Hunt, in a paper earlier this year, argued the Orima evaluation suffers from recall bias, uses flawed weightings for the two locations and fails to take into account crucial external factors that may be simultaneously improving conditions in Indigenous communities.

That includes the takeaway alcohol management system trialled at the same time in the east Kimberley. The study is simply too categorical in its conclusions, Hunt said.

“There was another study – the Codeswitch report – that looked at the takeaway alcohol management program ... they make very clear that they couldn’t untangle the impact that the takeaway alcohol program had from the impact of the cashless debit card,” Hunt told Guardian Australia.

“They couldn’t say ‘yes, it was the takeaway alcohol management system that produced these benefits’,” she said.

“So if they couldn’t work it out from that side, how can you claim it was the cashless debit card?”

Hunt also warned that the Orima study had used inadequate baseline data and relied on very small sample sizes for some questions.

But the Department of Social Services said it had confidence in Orima’s research methods.
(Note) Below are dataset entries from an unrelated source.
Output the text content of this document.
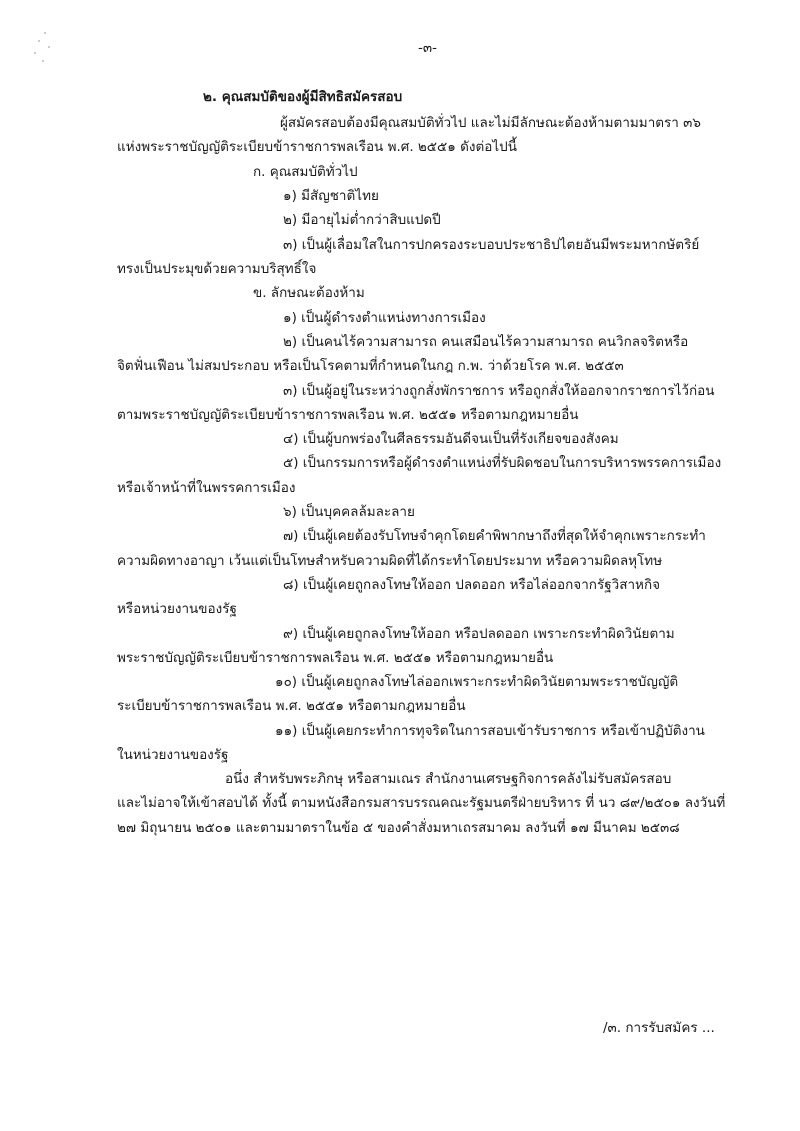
-๓-
๒. คุณสมบัติของผู้มีสิทธิสมัครสอบ
ผู้สมัครสอบต้องมีคุณสมบัติทั่วไป และไม่มีลักษณะต้องห้ามตามมาตรา ๓๖
แห่งพระราชบัญญัติระเบียบข้าราชการพลเรือน พ.ศ. ๒๕๕๑ ดังต่อไปนี้
ก. คุณสมบัติทั่วไป
๑) มีสัญชาติไทย
๒) มีอายุไม่ต่ำกว่าสิบแปดปี
๓) เป็นผู้เลื่อมใสในการปกครองระบอบประชาธิปไตยอันมีพระมหากษัตริย์
ทรงเป็นประมุขด้วยความบริสุทธิ์ใจ
ข. ลักษณะต้องห้าม
๑) เป็นผู้ดำรงตำแหน่งทางการเมือง
๒) เป็นคนไร้ความสามารถ คนเสมือนไร้ความสามารถ คนวิกลจริตหรือ
จิตฟั่นเฟือน ไม่สมประกอบ หรือเป็นโรคตามที่กำหนดในกฎ ก.พ. ว่าด้วยโรค พ.ศ. ๒๕๕๓
๓) เป็นผู้อยู่ในระหว่างถูกสั่งพักราชการ หรือถูกสั่งให้ออกจากราชการไว้ก่อน
ตามพระราชบัญญัติระเบียบข้าราชการพลเรือน พ.ศ. ๒๕๕๑ หรือตามกฎหมายอื่น
๔) เป็นผู้บกพร่องในศีลธรรมอันดีจนเป็นที่รังเกียจของสังคม
๕) เป็นกรรมการหรือผู้ดำรงตำแหน่งที่รับผิดชอบในการบริหารพรรคการเมือง
หรือเจ้าหน้าที่ในพรรคการเมือง
๖) เป็นบุคคลล้มละลาย
๗) เป็นผู้เคยต้องรับโทษจำคุกโดยคำพิพากษาถึงที่สุดให้จำคุกเพราะกระทำ
ความผิดทางอาญา เว้นแต่เป็นโทษสำหรับความผิดที่ได้กระทำโดยประมาท หรือความผิดลหุโทษ
๘) เป็นผู้เคยถูกลงโทษให้ออก ปลดออก หรือไล่ออกจากรัฐวิสาหกิจ
หรือหน่วยงานของรัฐ
๙) เป็นผู้เคยถูกลงโทษให้ออก หรือปลดออก เพราะกระทำผิดวินัยตาม
พระราชบัญญัติระเบียบข้าราชการพลเรือน พ.ศ. ๒๕๕๑ หรือตามกฎหมายอื่น
๑๐) เป็นผู้เคยถูกลงโทษไล่ออกเพราะกระทำผิดวินัยตามพระราชบัญญัติ
ระเบียบข้าราชการพลเรือน พ.ศ. ๒๕๕๑ หรือตามกฎหมายอื่น
๑๑) เป็นผู้เคยกระทำการทุจริตในการสอบเข้ารับราชการ หรือเข้าปฏิบัติงาน
ในหน่วยงานของรัฐ
อนึ่ง สำหรับพระภิกษุ หรือสามเณร สำนักงานเศรษฐกิจการคลังไม่รับสมัครสอบ
และไม่อาจให้เข้าสอบได้ ทั้งนี้ ตามหนังสือกรมสารบรรณคณะรัฐมนตรีฝ่ายบริหาร ที่ นว ๘๙/๒๕๐๑ ลงวันที่
๒๗ มิถุนายน ๒๕๐๑ และตามมาตราในข้อ ๕ ของคำสั่งมหาเถรสมาคม ลงวันที่ ๑๗ มีนาคม ๒๕๓๘
/๓. การรับสมัคร ...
A spokesman said the company was an independent and respected research agency.

“The report makes use of administrative data made available from Australian government agencies, state government agencies, service providers and other local sources, as well as interviews conducted in the early stages of the trial,” the spokesman said.

Hunt said she was not ideologically opposed to income management but believes other support measures should be used first. She said cashless debit cards should be only used on a voluntary basis or as a temporary “circuit breaker” in conjunction with wraparound support services in situations of real crisis.

Her paper said believing the cashless welfare card could solve complex problems of drug use, alcoholism and gambling was “extremely naive”.

“There are few jobs, you’ve got very low levels of education in those communities, you’ve got very poor services for alcohol, drug or other programs, there’s just not much around to help people,” Hunt said in an interview.

“You’ve got a social environment which might make it quite hard to change your behaviours.

“The combined effect of many of these things is that you’ve got to tackle it in a comprehensive way.”

The human services minister, Alan Tudge, has previously said up to a dozen communities have approached the federal government asking to be included in the scheme.

Tudge appeared in Hervey Bay in southern Queensland with Liberal National party member for Hinkler, Keith Pitt, on Wednesday, speaking of the benefits of the card.

Pitt said he had received overwhelming support for the card to be rolled out in his area, which covers communities in southern Queensland.

“I am not interested in the views of those who live in Brisbane, Sydney and Melbourne who are unaffected, about what is best for our community,” Pitt said.

Tudge described his trip to the region as a fact-finding mission. He said no decisions had yet been made on where the new trial sites would be located.

“People work hard here, they pay their taxes and a lot of those taxes go toward people who are down on their luck and do not have work,” he said.

“But we want those welfare dollars to be spent on the right things – on food, on clothing, on shelter, on education expenses.

“It should not be spent on drugs or on gambling, or alcohol. People do not work hard, pay their taxes to support the drug habit or the alcohol habit of other people.”